Exclusion and Return-to-Training Criteria — Summary
The operating principle is simple: transmissible skin infections cannot be managed at the mat. The following criteria apply across conditions:
- Exclusion triggers: any unidentified skin lesion that is red, raised, vesicular, weeping, pustular, or ulcerated; any confirmed skin infection in the active phase; any lesion that has not been assessed by a clinician when doubt exists about the diagnosis
- Return for tinea: lesions dry, scaling resolved or clearly resolving, antifungal treatment in progress for at least 72 hours — and lesion covered if in a skin-contact area
- Return for staph/impetigo: lesions fully dry and crusted, antibiotic course completed or at minimum 48 hours in, clinician clearance where MRSA was suspected or confirmed
- Return for herpes gladiatorum: fully crusted and healed lesions, all blistering resolved, prodrome fully resolved; suppressive therapy recommended for frequent-recurrence practitioners
Covering an active lesion with a bandage or tape is not a substitute for exclusion. Some lesions can be covered once they are in a non-contagious state (dry tinea, healed herpes crust) to prevent friction irritation; but covering an active, weeping, or vesicular lesion does not prevent transmission through contact.

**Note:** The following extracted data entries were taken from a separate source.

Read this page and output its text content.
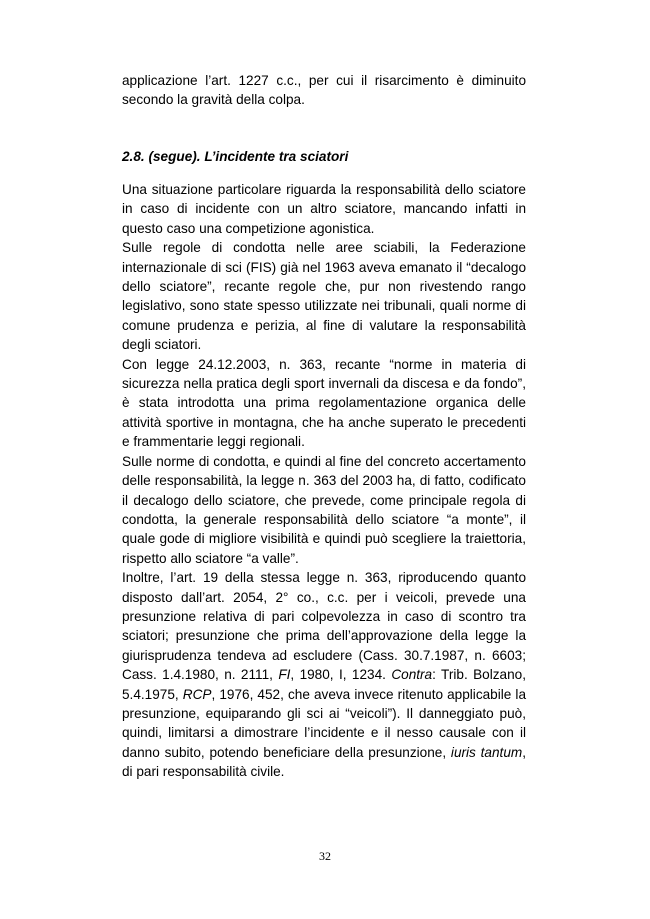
applicazione l’art. 1227 c.c., per cui il risarcimento è diminuito secondo la gravità della colpa.
2.8. (segue). L’incidente tra sciatori

Una situazione particolare riguarda la responsabilità dello sciatore in caso di incidente con un altro sciatore, mancando infatti in questo caso una competizione agonistica.

Sulle regole di condotta nelle aree sciabili, la Federazione internazionale di sci (FIS) già nel 1963 aveva emanato il “decalogo dello sciatore”, recante regole che, pur non rivestendo rango legislativo, sono state spesso utilizzate nei tribunali, quali norme di comune prudenza e perizia, al fine di valutare la responsabilità degli sciatori.

Con legge 24.12.2003, n. 363, recante “norme in materia di sicurezza nella pratica degli sport invernali da discesa e da fondo”, è stata introdotta una prima regolamentazione organica delle attività sportive in montagna, che ha anche superato le precedenti e frammentarie leggi regionali.

Sulle norme di condotta, e quindi al fine del concreto accertamento delle responsabilità, la legge n. 363 del 2003 ha, di fatto, codificato il decalogo dello sciatore, che prevede, come principale regola di condotta, la generale responsabilità dello sciatore “a monte”, il quale gode di migliore visibilità e quindi può scegliere la traiettoria, rispetto allo sciatore “a valle”.

Inoltre, l’art. 19 della stessa legge n. 363, riproducendo quanto disposto dall’art. 2054, 2° co., c.c. per i veicoli, prevede una presunzione relativa di pari colpevolezza in caso di scontro tra sciatori; presunzione che prima dell’approvazione della legge la giurisprudenza tendeva ad escludere (Cass. 30.7.1987, n. 6603; Cass. 1.4.1980, n. 2111, FI, 1980, I, 1234. Contra: Trib. Bolzano, 5.4.1975, RCP, 1976, 452, che aveva invece ritenuto applicabile la presunzione, equiparando gli sci ai “veicoli”). Il danneggiato può, quindi, limitarsi a dimostrare l’incidente e il nesso causale con il danno subito, potendo beneficiare della presunzione, iuris tantum, di pari responsabilità civile.

32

School Owner Responsibilities
A school that trains people in close skin contact carries a duty of care around infectious skin disease. This is not bureaucratic caution — it is the practical reality that an instructor who knows about an infection and allows continued training takes partial ownership of the downstream outbreak.
The minimum standard is: a clear and communicated exclusion policy; a culture where students feel they can report symptoms without social penalty (if reporting is penalised, infections get hidden); mat cleaning with an appropriate disinfectant on a documented schedule; hygiene standards communicated to all new members at onboarding.

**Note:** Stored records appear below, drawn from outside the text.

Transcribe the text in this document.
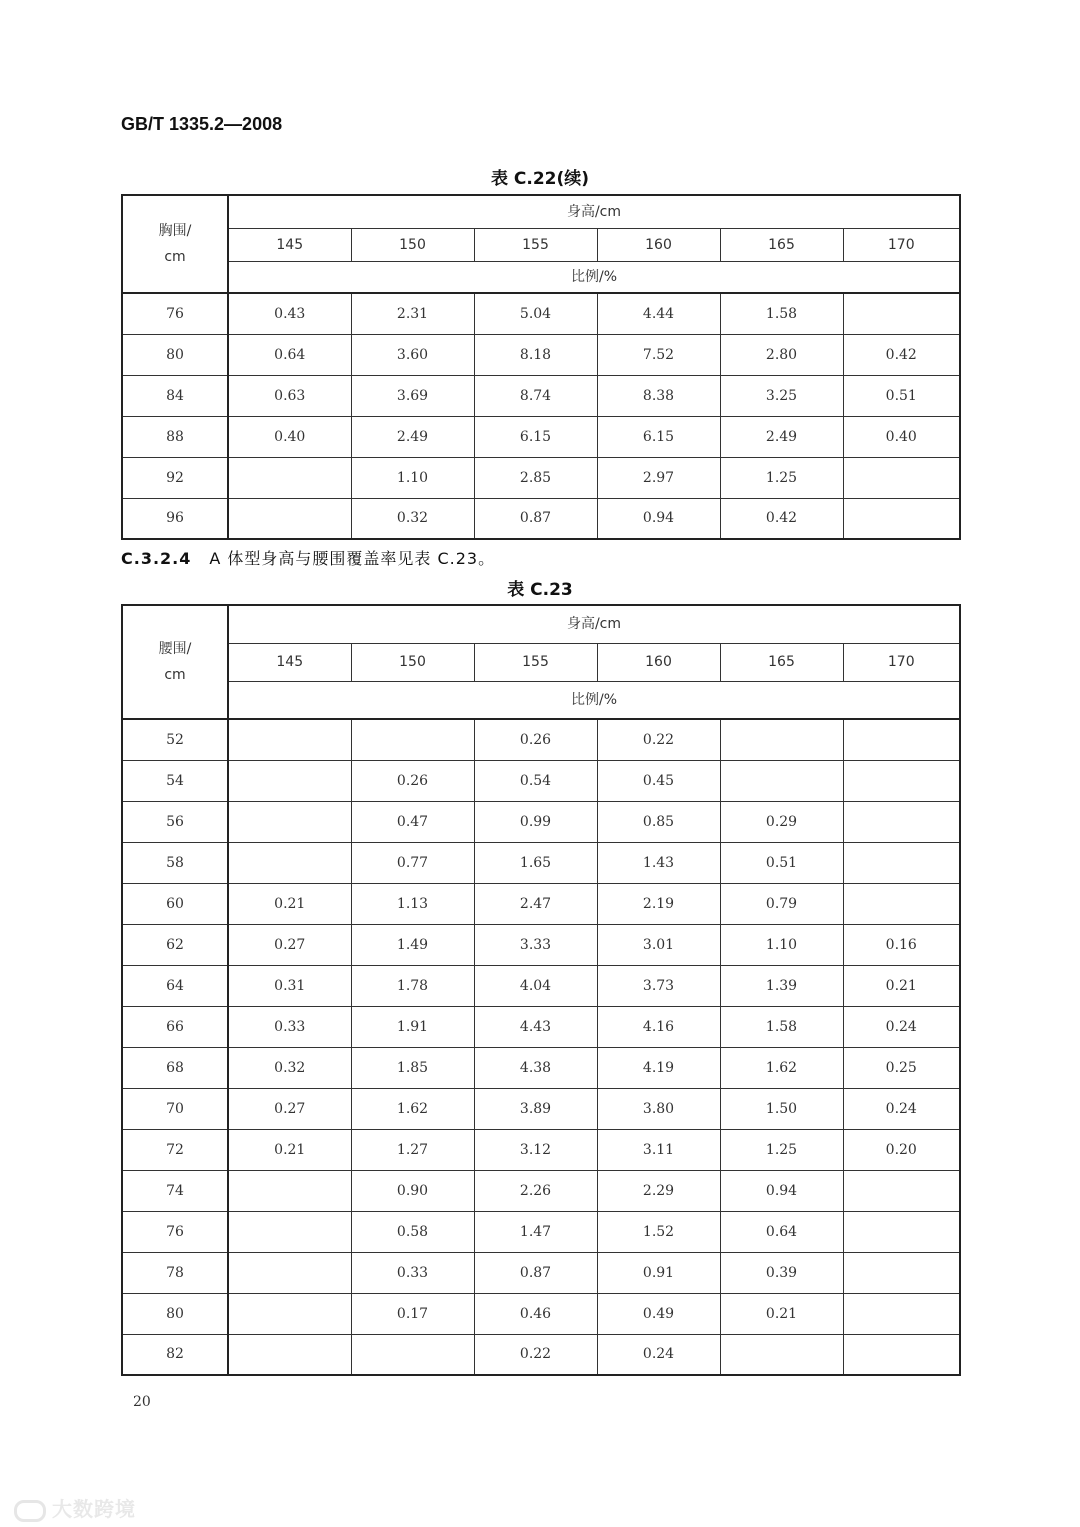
GB/T 1335.2—2008
表 C.22(续)
胸围/
cm	身高/cm					
	145	150	155	160	165	170
	比例/%					
76	0.43	2.31	5.04	4.44	1.58	
80	0.64	3.60	8.18	7.52	2.80	0.42
84	0.63	3.69	8.74	8.38	3.25	0.51
88	0.40	2.49	6.15	6.15	2.49	0.40
92		1.10	2.85	2.97	1.25	
96		0.32	0.87	0.94	0.42	
C.3.2.4 A 体型身高与腰围覆盖率见表 C.23。
表 C.23
腰围/
cm	身高/cm					
	145	150	155	160	165	170
	比例/%					
52			0.26	0.22		
54		0.26	0.54	0.45		
56		0.47	0.99	0.85	0.29	
58		0.77	1.65	1.43	0.51	
60	0.21	1.13	2.47	2.19	0.79	
62	0.27	1.49	3.33	3.01	1.10	0.16
64	0.31	1.78	4.04	3.73	1.39	0.21
66	0.33	1.91	4.43	4.16	1.58	0.24
68	0.32	1.85	4.38	4.19	1.62	0.25
70	0.27	1.62	3.89	3.80	1.50	0.24
72	0.21	1.27	3.12	3.11	1.25	0.20
74		0.90	2.26	2.29	0.94	
76		0.58	1.47	1.52	0.64	
78		0.33	0.87	0.91	0.39	
80		0.17	0.46	0.49	0.21	
82			0.22	0.24		
20
大数跨境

The hygiene standards page at /social/hygiene covers mat hygiene enforcement from the social dynamics angle — how to build a culture where standards are maintained without creating a punitive environment. This page covers the clinical basis. Both are necessary: clinical knowledge without cultural buy-in fails at the mat level.

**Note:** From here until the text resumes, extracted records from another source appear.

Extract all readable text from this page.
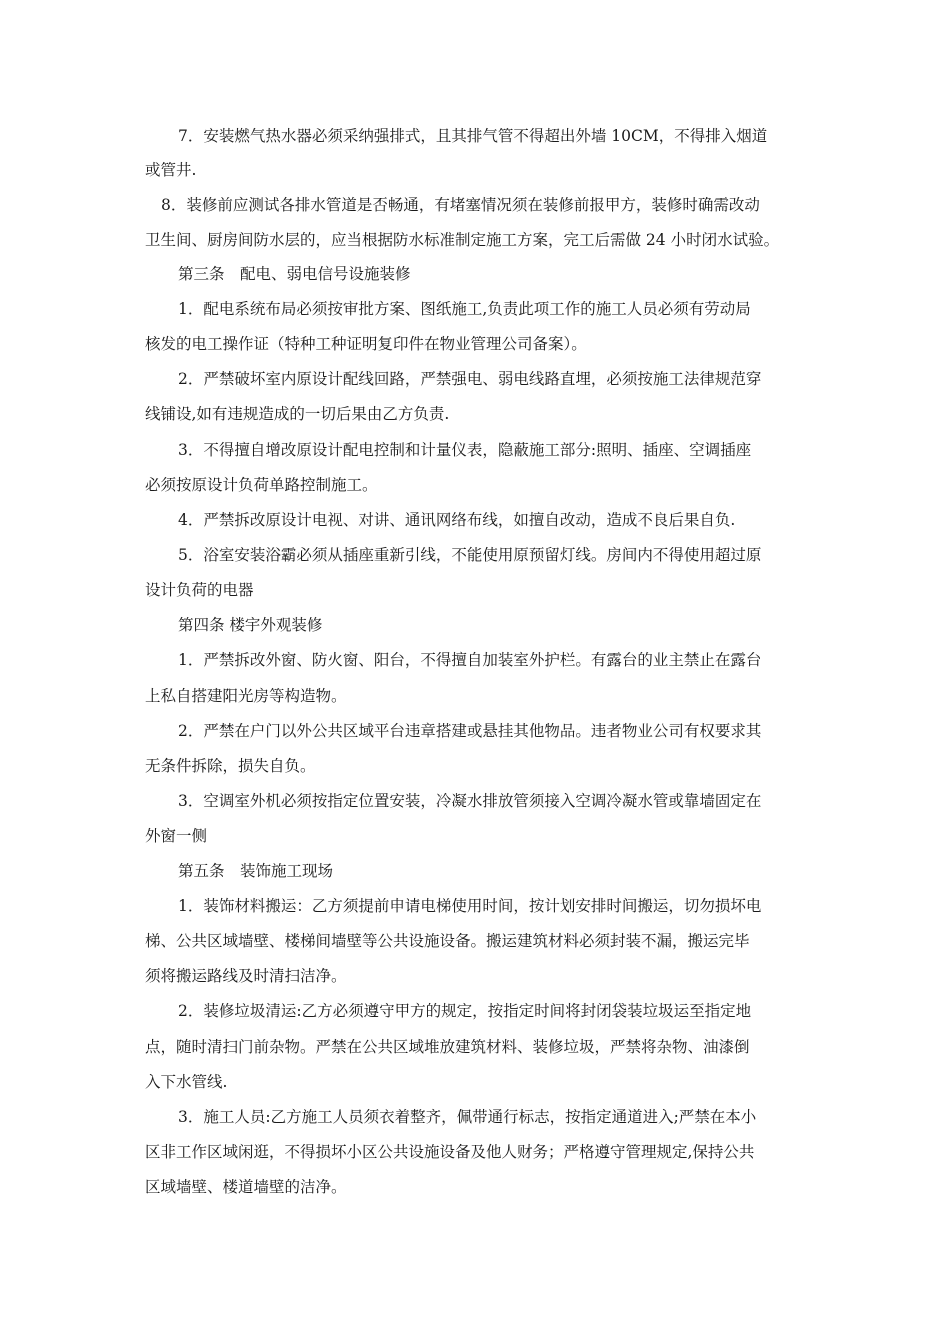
7．安装燃气热水器必须采纳强排式，且其排气管不得超出外墙 10CM，不得排入烟道
或管井.
8．装修前应测试各排水管道是否畅通，有堵塞情况须在装修前报甲方，装修时确需改动
卫生间、厨房间防水层的，应当根据防水标准制定施工方案，完工后需做 24 小时闭水试验。
第三条　配电、弱电信号设施装修
1．配电系统布局必须按审批方案、图纸施工,负责此项工作的施工人员必须有劳动局
核发的电工操作证（特种工种证明复印件在物业管理公司备案）。
2．严禁破坏室内原设计配线回路，严禁强电、弱电线路直埋，必须按施工法律规范穿
线铺设,如有违规造成的一切后果由乙方负责.
3．不得擅自增改原设计配电控制和计量仪表，隐蔽施工部分:照明、插座、空调插座
必须按原设计负荷单路控制施工。
4．严禁拆改原设计电视、对讲、通讯网络布线，如擅自改动，造成不良后果自负.
5．浴室安装浴霸必须从插座重新引线，不能使用原预留灯线。房间内不得使用超过原
设计负荷的电器
第四条 楼宇外观装修
1．严禁拆改外窗、防火窗、阳台，不得擅自加装室外护栏。有露台的业主禁止在露台
上私自搭建阳光房等构造物。
2．严禁在户门以外公共区域平台违章搭建或悬挂其他物品。违者物业公司有权要求其
无条件拆除，损失自负。
3．空调室外机必须按指定位置安装，冷凝水排放管须接入空调冷凝水管或靠墙固定在
外窗一侧
第五条　装饰施工现场
1．装饰材料搬运：乙方须提前申请电梯使用时间，按计划安排时间搬运，切勿损坏电
梯、公共区域墙壁、楼梯间墙壁等公共设施设备。搬运建筑材料必须封装不漏，搬运完毕
须将搬运路线及时清扫洁净。
2．装修垃圾清运:乙方必须遵守甲方的规定，按指定时间将封闭袋装垃圾运至指定地
点，随时清扫门前杂物。严禁在公共区域堆放建筑材料、装修垃圾，严禁将杂物、油漆倒
入下水管线.
3．施工人员:乙方施工人员须衣着整齐，佩带通行标志，按指定通道进入;严禁在本小
区非工作区域闲逛，不得损坏小区公共设施设备及他人财务；严格遵守管理规定,保持公共
区域墙壁、楼道墙壁的洁净。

When an outbreak occurs — and in a school with sustained training over time, an outbreak will eventually occur — the response should be active, not reactive. Notify students, identify likely cases, apply exclusion criteria consistently, and clean mats more frequently until the outbreak resolves. Hoping it goes away without communication is the fastest route to a larger outbreak.
Prevention Protocol
Individual prevention starts with hygiene practices that reduce transmission probability. Shower within 30 minutes of training. Wash training gear after every session — no exceptions. Keep fingernails and toenails trimmed and clean; long nails create micro-lacerations that serve as entry points. Treat any open abrasion with antiseptic before training and cover it with a waterproof dressing. Do not share towels, rashguards, or gear.
Skin checks before training are a reasonable practice in competitive programs. A practitioner should scan visible skin for any new lesions, particularly after a period of training with unfamiliar partners (competitions, seminars, open mats). Early identification shortens the exclusion period because treatment starts sooner.
Antifungal body wash (containing selenium sulfide or zinc pyrithione) used two to three times per week reduces tinea transmission risk. This is useful for practitioners training at high volume, training at multiple gyms, or training in hot and humid environments where fungal load is higher.